Kader Asmal wins Stockholm Water Prize
The Stockholm Water Foundation has awarded this year's Stockholm Water Prize to Professor Kader Asmal, the former Minister of Water Affairs and Forestry in South Africa.
Professor Asmal, currently South Africa’s Minister of Education, was awarded the 2000 Stockholm Water Prize in recognition of his “unprecedented efforts in the development of vision, legislation and practice in the field of water management in South Africa.”
The Stockholm Water Prize, founded in 1990, is presented annually to an institution, organisation, individual or company that has made a substantial contribution to the preservation, enhancement or availability of the world’s water resources. The Prize recognises outstanding research, action or education that increases knowledge of water as a resource and protects its usability for all life.
Asmal – a noted human rights scholar, teacher and activist who also serves as chairman of the World Commission on Dams (WCD) – will receive the $150,000 prize for his role in the drafting of the South African Constitution.
Professor Asmal became South Africa’s Minister of Water Affairs and Forestry in 1994 and was responsible for developing an action plan to solve the country’s large water problems. The Foundation said Asmal had initiated a fundamental overhaul of water management policy and practice, ensuring that policies and practices were anchored in human rights, social justice and environmental sustainability (see related story).

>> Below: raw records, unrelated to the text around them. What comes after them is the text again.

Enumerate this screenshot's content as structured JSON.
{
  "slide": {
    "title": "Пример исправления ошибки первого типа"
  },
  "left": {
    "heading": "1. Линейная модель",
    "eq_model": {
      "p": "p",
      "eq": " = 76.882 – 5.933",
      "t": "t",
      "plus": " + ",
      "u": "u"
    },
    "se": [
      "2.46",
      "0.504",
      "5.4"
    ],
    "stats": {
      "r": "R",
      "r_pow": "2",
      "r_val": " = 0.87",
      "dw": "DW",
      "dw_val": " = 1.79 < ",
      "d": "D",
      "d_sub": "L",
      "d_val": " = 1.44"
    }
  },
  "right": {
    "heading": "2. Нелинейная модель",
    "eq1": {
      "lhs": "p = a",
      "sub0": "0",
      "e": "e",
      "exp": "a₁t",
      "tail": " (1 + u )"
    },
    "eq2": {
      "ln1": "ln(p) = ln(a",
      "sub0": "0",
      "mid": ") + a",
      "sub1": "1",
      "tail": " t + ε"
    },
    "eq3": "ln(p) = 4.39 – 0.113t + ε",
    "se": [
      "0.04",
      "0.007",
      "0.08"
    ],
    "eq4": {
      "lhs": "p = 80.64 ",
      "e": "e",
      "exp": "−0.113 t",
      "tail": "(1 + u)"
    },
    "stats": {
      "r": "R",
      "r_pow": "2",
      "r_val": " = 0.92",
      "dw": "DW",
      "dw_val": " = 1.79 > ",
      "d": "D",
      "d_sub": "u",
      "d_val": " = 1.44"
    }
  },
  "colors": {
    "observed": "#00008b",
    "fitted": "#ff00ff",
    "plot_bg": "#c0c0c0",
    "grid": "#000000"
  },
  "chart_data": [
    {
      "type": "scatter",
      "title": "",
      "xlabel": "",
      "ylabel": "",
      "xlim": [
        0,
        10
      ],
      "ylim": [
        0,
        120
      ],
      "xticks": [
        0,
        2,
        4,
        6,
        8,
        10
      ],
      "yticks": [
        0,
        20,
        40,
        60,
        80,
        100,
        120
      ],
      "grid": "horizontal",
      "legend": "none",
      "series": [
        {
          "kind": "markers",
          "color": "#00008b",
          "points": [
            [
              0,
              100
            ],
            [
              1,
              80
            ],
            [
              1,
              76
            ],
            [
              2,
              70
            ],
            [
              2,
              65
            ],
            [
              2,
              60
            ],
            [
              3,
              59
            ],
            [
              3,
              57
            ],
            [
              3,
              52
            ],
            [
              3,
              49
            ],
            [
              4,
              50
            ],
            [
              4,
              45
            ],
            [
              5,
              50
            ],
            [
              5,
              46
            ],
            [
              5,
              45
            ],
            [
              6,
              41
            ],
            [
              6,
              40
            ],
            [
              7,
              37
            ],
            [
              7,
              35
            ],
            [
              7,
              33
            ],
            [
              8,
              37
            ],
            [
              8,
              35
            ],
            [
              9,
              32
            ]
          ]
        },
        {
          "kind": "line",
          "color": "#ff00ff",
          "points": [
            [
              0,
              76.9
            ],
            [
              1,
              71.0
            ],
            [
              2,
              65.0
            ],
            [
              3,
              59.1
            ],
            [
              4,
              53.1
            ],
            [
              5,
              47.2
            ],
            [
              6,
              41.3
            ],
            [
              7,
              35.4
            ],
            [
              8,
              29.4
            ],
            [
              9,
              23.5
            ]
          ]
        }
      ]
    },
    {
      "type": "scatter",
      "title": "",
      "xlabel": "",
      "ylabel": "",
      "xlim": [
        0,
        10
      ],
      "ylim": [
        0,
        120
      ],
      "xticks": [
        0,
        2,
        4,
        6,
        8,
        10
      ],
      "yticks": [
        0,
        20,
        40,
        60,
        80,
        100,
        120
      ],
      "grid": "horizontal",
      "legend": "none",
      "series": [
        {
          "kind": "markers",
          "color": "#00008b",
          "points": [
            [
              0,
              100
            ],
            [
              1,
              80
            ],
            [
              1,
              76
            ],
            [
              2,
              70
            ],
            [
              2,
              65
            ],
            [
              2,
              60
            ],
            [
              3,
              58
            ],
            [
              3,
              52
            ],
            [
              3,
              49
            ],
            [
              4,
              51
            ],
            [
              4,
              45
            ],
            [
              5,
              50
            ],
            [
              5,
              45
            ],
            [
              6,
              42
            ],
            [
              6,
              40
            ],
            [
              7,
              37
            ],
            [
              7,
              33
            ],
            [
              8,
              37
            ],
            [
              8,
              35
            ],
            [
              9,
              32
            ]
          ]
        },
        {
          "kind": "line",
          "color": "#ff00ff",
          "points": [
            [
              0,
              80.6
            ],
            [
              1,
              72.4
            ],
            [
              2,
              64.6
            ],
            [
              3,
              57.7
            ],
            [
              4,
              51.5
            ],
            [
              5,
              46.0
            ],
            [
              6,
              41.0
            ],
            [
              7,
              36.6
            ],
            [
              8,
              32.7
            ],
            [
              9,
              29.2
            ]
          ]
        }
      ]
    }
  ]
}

Asmal’s introduction of the National Water Act of 1998 had ended the country’s use of water as a political tool to fuel racial segregation, the Foundation said.
At the time of his ministerial appointment, more than 16 million South Africans did not have reasonable access to safe drinking water, and some 20 million lacked access to safe sanitation. Today, some four million people having benefited directly through water provision close to their homes, and another three million have access at schools, clinics and work places.
Among the National Water Act’s key provisions were the ‘water reserve’ concept that puts human needs and basic ecological functioning before the interests of commercial or industrial uses; ‘water-use rights,’ which means water use is paid for on a sliding scale (major water users such as industry and agriculture pay more, and the poor pay what they can afford); and an acknowledgement that South Africa has a duty to ensure that neighbouring states have an equitable share of water from shared rivers.
Another of Asmal’s initiatives, the Community Water Supply and Sanitation Program, focuses on providing access to the basic levels of service required to assure health for South Africans, has employed some 300,000 people, more than half of whom were women.
By the end of 1998, the Professor Asmal’s Working for Water Program was employing 24,000 people in over 300 projects across the country. Their task was to clear invading alien plants species that robbed South Africa of up to seven percent of its mean annual runoff, overtook its most productive lands and threatened its biological diversity.